Prévention et partage d’infos

Dans le cabinet dentaire, Francis, 13 ans, est installé dans le fauteuil. Il est atteint d’un autisme Asperger. Sa mère l’accompagne et assiste aux soins. « Tu es un vrai champion », lui lance le chirurgien-dentiste. Puis, il se tourne vers la maman : « Madame, sur le plan de l’alimentation, vous savez que certains aliments sont à éviter ? » La séance se déroule sans heurts pour le jeune patient comme pour le praticien. Ce qui n’est pas toujours le cas. La présence, lors des soins, des parents ou de certains accompagnants pour les patients adultes permet d’aborder le volet prévention.
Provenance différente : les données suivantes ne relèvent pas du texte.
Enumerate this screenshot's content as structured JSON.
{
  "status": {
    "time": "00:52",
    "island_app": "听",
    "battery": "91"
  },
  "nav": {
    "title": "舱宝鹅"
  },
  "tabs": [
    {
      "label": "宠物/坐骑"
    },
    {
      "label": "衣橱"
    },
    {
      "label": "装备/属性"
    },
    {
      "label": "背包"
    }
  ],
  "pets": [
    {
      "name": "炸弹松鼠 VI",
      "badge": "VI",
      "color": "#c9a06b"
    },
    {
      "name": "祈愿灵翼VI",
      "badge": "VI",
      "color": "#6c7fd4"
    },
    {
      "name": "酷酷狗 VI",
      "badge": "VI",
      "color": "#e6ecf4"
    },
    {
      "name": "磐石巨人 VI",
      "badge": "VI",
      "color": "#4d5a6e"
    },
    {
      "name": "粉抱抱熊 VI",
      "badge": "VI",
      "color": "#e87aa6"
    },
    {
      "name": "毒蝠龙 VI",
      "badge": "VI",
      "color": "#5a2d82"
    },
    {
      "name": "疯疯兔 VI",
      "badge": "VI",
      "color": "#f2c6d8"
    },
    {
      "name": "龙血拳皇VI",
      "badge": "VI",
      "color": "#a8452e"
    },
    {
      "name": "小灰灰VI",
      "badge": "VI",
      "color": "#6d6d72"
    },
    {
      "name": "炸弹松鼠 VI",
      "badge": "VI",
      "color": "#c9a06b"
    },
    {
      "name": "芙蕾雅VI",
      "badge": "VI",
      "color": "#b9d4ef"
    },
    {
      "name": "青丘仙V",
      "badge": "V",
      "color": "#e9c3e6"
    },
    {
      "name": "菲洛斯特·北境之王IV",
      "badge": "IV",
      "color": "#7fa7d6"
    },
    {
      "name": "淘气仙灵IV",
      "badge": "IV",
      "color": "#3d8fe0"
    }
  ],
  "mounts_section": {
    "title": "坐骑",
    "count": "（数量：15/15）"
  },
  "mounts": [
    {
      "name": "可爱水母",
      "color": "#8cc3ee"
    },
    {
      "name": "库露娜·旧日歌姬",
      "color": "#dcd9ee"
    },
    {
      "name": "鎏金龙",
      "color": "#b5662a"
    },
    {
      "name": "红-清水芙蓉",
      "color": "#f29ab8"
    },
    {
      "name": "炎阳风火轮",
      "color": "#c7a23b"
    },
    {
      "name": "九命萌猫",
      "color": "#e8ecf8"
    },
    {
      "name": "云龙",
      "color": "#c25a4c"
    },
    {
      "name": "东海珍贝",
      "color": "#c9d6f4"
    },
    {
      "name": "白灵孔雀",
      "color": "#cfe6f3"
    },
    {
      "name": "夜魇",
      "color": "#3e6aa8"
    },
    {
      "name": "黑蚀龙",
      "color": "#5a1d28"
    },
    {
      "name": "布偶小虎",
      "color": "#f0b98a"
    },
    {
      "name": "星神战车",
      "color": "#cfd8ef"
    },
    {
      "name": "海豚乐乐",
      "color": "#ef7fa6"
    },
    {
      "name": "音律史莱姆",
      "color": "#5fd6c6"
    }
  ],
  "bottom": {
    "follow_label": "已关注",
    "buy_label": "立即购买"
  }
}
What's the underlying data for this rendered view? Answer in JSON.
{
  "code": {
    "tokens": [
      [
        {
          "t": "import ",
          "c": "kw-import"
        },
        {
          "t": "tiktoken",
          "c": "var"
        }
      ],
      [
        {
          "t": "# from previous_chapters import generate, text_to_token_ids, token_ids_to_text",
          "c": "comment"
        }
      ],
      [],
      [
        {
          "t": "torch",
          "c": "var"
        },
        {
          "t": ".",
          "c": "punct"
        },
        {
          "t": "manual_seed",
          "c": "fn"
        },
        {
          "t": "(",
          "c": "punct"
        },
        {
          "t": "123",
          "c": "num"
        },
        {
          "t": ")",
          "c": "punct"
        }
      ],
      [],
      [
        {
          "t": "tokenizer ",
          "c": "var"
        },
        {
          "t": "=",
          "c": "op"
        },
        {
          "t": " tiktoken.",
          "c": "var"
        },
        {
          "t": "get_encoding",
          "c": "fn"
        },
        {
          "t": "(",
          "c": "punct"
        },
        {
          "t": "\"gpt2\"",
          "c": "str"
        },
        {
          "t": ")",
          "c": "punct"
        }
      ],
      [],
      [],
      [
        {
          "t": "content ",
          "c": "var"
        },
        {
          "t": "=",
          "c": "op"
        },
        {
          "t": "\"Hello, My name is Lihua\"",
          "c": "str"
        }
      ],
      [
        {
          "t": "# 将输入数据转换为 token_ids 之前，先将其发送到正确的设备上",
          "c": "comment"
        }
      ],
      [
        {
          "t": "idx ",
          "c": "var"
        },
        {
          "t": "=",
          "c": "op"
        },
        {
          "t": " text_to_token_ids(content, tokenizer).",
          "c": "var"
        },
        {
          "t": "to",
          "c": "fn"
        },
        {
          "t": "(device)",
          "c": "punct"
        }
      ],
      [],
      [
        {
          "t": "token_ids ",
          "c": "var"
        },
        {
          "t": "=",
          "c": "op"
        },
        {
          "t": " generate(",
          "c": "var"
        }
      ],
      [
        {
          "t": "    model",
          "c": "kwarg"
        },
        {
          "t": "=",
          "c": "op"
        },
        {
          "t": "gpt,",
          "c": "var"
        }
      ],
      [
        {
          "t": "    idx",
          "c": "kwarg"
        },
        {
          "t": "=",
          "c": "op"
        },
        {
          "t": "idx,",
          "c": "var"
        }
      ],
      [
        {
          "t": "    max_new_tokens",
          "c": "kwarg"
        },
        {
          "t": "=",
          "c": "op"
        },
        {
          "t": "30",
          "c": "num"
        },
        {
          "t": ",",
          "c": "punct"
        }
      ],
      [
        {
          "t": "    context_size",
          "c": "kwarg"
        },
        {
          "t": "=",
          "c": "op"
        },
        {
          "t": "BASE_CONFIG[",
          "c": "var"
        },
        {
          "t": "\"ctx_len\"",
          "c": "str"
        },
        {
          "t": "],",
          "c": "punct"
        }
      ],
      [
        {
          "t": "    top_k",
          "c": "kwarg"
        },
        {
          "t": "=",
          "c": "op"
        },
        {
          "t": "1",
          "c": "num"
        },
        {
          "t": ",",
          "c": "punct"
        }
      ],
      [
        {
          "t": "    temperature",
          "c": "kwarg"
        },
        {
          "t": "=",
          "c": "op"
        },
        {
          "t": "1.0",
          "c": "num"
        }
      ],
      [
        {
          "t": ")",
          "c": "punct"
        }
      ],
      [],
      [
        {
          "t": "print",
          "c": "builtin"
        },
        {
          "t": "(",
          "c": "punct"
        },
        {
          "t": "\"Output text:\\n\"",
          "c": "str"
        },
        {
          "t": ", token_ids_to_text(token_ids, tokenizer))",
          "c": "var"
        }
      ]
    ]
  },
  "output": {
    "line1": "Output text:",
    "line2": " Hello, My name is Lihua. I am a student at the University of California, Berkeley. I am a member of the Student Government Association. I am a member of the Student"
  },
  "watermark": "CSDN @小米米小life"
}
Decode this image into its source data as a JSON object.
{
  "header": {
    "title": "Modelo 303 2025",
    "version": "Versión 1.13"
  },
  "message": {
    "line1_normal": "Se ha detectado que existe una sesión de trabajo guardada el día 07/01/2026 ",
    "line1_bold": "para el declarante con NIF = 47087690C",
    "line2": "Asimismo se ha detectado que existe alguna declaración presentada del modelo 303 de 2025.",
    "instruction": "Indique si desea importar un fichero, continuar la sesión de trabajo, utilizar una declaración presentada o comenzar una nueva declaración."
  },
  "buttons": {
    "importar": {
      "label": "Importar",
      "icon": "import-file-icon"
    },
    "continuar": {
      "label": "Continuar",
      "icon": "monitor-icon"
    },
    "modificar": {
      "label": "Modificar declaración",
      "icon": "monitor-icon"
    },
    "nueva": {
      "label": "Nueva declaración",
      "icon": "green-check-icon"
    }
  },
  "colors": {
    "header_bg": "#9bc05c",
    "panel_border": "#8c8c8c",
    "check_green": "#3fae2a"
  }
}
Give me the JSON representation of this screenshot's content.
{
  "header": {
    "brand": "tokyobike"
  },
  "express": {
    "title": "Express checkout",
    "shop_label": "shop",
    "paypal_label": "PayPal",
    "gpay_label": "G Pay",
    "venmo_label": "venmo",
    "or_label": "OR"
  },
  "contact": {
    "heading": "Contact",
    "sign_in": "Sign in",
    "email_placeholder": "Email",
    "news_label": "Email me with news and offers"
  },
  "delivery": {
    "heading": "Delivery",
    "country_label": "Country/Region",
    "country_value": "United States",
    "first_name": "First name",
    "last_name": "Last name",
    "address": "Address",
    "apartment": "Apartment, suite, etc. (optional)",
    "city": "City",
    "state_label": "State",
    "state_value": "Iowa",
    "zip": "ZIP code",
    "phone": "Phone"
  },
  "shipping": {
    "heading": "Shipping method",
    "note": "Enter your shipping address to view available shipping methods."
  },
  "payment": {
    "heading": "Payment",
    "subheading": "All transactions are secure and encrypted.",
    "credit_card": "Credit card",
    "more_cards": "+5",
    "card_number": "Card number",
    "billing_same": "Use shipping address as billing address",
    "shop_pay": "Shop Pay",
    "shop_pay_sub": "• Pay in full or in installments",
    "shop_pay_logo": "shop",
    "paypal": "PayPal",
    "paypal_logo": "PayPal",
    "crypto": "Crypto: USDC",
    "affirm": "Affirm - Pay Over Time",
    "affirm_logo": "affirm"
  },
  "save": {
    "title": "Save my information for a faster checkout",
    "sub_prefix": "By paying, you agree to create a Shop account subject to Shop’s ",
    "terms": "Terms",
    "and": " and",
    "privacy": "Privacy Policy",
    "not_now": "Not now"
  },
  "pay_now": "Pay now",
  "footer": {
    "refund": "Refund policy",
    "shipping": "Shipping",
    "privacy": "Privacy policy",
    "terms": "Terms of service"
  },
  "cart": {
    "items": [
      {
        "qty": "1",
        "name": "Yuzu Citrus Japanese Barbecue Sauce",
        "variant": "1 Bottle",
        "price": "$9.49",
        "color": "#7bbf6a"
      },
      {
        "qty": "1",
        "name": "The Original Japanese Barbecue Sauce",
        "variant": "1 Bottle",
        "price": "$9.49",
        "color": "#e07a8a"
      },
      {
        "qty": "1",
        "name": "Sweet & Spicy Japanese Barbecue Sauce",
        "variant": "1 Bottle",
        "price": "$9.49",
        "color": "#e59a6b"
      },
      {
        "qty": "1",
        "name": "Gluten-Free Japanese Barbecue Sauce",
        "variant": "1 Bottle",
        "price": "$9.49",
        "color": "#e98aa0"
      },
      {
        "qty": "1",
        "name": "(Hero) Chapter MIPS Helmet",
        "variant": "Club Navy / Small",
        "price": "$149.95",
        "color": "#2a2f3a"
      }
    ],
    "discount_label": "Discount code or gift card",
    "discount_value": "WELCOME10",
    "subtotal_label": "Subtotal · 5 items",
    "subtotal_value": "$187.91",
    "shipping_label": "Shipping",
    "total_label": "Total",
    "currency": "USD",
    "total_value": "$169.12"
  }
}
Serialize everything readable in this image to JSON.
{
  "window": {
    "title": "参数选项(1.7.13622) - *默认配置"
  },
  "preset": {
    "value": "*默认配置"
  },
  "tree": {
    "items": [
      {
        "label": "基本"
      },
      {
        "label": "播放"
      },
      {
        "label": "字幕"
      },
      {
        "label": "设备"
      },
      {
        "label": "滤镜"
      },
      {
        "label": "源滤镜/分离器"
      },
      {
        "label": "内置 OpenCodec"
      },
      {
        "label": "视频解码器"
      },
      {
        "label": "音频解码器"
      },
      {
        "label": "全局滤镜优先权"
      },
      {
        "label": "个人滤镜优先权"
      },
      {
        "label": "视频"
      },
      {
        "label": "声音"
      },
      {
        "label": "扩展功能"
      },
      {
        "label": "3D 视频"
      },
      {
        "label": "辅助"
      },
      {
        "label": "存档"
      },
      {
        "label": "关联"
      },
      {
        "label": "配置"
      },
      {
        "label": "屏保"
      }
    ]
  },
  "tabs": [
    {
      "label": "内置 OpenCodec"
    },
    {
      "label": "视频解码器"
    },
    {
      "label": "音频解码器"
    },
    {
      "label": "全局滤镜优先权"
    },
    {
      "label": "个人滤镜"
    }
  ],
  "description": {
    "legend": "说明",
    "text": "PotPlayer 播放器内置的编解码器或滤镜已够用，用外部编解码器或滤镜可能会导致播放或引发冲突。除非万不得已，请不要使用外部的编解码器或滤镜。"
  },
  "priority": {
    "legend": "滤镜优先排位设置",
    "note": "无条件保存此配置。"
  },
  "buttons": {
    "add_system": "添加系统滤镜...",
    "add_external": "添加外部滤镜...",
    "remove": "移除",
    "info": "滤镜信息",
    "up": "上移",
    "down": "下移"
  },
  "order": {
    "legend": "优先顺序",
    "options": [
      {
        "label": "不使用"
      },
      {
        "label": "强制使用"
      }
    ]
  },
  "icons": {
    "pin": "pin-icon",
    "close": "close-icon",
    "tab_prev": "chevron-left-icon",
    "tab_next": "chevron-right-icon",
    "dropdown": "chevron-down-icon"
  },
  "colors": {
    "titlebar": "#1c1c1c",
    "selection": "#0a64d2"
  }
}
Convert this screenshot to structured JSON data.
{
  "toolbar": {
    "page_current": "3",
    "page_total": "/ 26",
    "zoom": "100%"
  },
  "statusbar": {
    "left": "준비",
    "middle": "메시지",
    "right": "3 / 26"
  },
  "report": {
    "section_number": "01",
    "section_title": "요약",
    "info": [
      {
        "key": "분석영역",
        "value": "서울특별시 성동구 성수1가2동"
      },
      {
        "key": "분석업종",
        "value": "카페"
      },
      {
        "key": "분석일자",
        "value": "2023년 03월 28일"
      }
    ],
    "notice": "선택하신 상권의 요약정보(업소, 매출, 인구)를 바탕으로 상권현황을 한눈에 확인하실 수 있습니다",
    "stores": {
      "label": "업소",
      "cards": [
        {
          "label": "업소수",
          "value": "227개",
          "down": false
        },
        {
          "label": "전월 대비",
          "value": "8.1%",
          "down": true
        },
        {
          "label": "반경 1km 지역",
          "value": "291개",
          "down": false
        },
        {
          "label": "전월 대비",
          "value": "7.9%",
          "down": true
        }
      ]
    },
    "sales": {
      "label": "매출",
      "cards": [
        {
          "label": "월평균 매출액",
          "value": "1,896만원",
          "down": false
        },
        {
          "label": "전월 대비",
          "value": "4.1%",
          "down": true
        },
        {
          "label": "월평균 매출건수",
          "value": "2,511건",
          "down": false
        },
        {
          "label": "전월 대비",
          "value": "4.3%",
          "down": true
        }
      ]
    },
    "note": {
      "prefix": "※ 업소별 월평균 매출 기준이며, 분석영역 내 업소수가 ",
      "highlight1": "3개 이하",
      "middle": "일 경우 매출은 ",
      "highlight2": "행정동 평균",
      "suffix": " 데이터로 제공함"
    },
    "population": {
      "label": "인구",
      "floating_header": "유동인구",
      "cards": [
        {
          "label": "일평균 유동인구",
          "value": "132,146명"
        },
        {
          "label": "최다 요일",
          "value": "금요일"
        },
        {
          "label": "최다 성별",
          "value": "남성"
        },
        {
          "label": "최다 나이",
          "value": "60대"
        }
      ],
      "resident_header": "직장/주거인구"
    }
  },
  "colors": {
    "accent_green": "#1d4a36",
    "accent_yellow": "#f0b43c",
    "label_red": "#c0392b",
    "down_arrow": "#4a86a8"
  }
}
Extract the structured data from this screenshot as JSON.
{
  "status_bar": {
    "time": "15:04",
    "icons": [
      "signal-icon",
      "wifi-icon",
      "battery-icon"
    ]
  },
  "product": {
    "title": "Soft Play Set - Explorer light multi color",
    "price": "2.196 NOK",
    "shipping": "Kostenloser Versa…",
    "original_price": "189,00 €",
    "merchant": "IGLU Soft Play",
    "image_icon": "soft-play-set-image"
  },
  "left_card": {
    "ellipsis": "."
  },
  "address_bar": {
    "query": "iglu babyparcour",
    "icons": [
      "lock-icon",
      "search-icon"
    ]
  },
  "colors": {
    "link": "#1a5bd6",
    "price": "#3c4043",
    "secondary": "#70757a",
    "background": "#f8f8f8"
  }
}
Béatrice Peurichard acquiesce : « Je comprends les parents et les patients. Ma fille est autiste. Traiter ces enfants comme des gamins ordinaires ne fonctionne pas. Je dis aux parents que dans mon cas aussi, c’est la même chose. Je leur parle de mon expérience, nous partageons nos informations, ça désamorce la tension. Et ça crée un lien. » Diplômée de l’Ifsi du centre hospitalier Le Blanc, dans l’Indre, cette infirmière enthousiaste, au long parcours professionnel, n’a pas hésité à suivre des études d’assistante dentaire pour faire partie de la petite équipe pionnière. Sa double casquette représente un plus inestimable pour le service. Essentielle, l’interaction entre pathologies dentaires et santé en général est pourtant souvent oubliée. « La demande en termes de médecine générale est venue via le dentaire et par le bouche-à-oreille, confirme Agnès Michon. Le bénéfice des soins dentaires pour nos patients est inimaginable. Vis-à-vis d’eux, investir le champ dentaire n’est pas chose aisée. Pourtant, de nombreuses pathologies peuvent découler d’un mauvais état bucco-dentaire, comme certains troubles du comportement. » Enfin, un travail de sensibilisation sur l’accueil des personnes handicapées est mené au sein du centre hospitalier. « Nous étendons notre mission en proposant une aide infirmière dans les services lors de l’hospitalisation complète d’une personne handicapée », précise Béatrice Peurichard.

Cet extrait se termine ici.